The implementation may be fiddly and annoying, but it is still possible to preserve much of the symplectic structure when constraints are added. The fact that structure-preserving integrators exist at all shouldn't be taken as a given. For example, there don't appear to be any simple structure-preserving adaptive integration schemes; see chapter 9 of Leimkuhler and Reich. The shallow water equations are a Hamiltonian PDE and deriving symplectic schemes that include the necessary upwinding is pretty hard.

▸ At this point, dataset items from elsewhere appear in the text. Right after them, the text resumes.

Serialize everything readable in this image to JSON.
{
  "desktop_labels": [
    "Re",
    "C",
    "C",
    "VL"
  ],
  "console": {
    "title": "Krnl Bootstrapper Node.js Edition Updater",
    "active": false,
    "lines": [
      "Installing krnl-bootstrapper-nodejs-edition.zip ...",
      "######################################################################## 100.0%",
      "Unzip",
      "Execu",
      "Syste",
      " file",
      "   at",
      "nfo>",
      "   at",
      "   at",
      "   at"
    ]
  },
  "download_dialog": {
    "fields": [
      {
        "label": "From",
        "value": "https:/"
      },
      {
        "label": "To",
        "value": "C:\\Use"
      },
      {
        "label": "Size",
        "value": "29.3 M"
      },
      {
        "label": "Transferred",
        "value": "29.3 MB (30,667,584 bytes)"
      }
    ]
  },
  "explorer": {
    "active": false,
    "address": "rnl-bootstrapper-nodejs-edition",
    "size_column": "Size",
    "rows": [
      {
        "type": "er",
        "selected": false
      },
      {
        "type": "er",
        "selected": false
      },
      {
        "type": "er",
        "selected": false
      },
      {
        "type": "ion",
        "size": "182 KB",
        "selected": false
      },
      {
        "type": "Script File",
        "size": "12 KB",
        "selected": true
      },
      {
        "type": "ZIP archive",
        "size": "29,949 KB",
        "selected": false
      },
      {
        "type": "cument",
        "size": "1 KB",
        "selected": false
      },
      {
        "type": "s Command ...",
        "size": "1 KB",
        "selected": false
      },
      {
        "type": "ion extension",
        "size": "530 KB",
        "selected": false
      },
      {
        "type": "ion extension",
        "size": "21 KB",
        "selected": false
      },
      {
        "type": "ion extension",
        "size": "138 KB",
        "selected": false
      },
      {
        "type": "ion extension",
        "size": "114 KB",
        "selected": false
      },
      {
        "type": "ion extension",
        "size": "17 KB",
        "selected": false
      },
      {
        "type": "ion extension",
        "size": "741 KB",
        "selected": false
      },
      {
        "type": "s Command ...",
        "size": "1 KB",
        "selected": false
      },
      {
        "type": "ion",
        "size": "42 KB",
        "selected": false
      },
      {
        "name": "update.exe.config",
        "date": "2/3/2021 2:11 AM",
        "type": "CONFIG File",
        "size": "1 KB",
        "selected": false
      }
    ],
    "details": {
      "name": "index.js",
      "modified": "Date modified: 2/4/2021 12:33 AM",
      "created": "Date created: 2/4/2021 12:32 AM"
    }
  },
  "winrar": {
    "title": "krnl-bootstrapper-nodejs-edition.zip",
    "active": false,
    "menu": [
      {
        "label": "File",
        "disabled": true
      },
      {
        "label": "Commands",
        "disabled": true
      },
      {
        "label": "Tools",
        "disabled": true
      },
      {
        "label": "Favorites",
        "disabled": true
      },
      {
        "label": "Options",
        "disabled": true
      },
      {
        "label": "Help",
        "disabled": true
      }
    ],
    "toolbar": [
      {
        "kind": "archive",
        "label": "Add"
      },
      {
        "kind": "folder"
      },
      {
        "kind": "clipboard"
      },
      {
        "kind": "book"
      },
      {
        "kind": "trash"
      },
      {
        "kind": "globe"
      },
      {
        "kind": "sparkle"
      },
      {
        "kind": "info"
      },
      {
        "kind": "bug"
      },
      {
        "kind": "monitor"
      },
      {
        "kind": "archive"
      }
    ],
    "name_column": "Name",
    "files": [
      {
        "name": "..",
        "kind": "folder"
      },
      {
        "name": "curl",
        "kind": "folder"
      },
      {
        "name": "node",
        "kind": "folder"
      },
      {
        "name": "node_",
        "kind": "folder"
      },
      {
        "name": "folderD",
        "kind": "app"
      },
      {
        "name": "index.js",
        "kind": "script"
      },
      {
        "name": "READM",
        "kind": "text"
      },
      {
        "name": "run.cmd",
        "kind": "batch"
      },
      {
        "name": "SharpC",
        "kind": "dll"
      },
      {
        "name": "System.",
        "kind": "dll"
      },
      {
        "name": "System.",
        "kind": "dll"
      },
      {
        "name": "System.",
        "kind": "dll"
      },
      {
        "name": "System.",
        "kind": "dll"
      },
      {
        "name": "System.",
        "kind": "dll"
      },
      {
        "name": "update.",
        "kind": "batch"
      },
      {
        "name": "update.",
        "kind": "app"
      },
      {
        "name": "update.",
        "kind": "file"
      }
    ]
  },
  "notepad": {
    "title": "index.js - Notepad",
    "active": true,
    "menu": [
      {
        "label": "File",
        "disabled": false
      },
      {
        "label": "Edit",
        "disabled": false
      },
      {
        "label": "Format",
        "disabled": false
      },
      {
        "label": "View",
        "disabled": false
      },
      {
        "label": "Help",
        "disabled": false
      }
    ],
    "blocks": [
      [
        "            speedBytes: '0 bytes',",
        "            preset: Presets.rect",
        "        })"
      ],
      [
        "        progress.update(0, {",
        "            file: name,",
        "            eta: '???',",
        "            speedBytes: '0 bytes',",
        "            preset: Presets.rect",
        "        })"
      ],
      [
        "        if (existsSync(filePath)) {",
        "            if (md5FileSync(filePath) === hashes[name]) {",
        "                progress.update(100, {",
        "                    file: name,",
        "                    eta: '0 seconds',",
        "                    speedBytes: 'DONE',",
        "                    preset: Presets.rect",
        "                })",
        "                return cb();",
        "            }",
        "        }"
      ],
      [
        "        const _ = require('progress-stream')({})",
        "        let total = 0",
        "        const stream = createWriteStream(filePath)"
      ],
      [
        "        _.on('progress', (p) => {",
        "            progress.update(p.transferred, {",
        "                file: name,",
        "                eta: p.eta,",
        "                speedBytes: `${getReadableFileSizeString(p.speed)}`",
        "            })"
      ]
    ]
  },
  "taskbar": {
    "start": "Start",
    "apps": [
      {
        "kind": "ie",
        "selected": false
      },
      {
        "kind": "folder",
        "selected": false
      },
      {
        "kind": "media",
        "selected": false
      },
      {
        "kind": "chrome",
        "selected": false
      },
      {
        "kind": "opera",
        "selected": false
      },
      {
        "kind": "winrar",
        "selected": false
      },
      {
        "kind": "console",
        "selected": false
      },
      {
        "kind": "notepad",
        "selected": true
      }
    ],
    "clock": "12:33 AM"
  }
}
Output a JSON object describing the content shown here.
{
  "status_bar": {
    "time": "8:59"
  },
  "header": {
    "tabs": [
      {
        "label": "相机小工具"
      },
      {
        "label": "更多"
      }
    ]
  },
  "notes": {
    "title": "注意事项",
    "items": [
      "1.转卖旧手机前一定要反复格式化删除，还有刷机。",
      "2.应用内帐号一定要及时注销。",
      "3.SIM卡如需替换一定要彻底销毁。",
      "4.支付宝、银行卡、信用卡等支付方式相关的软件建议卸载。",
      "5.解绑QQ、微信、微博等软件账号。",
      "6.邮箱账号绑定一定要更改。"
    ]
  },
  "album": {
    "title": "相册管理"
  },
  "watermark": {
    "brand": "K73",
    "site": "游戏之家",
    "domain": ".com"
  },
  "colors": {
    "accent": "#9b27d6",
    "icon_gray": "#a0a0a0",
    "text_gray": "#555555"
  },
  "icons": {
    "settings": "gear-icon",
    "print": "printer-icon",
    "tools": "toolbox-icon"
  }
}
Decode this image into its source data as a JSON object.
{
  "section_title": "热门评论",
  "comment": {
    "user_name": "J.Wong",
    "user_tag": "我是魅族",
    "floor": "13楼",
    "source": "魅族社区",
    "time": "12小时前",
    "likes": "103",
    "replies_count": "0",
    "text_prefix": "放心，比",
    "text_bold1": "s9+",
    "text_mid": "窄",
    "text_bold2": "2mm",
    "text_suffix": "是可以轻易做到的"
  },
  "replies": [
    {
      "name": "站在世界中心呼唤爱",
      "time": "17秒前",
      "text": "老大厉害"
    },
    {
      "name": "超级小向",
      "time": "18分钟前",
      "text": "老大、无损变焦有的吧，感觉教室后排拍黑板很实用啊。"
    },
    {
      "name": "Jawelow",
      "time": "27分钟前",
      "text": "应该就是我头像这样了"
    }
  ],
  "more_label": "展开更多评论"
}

There are several respects in which the code I wrote above is sub-optimal. For the multi-particle simulation, the constraints are applied to each particle and consequently the constraint derivative matrix $J$ is very sparse and $J\cdot J^\top$ is diagonal. For expediency's sake, I just used a dense matrix, but this scales very poorly to more particles. A serious implementation would either represent $J$ as a sparse matrix or would go matrix-free by providing routines to calculate the product of $J$ or $J^\top$ with a vector. I also implemented the projection of the momentum back onto the cotangent space by solving the normal equations, which is generally speaking a bad idea. The matrix $J\cdot J^\top$ was diagonal for our problem, so this approach will probably work out fine. For more complex problems, we may be better off solving a least-squares problem with the matrix $J^\top$ using either the QR or singular value decomposition.

Finally, I used a simple interaction potential just so we could see something interesting happen. The potential goes to a finite value at zero separation, which is a little unphysical. A much more serious deficiency was that the potential is defined using the particles' coordinates in 3D Cartesian space. Ideally, we would do everything in a way that relies as little on how the surface is embedded into Euclidean space as possible, which would mean using the geodesic distance instead.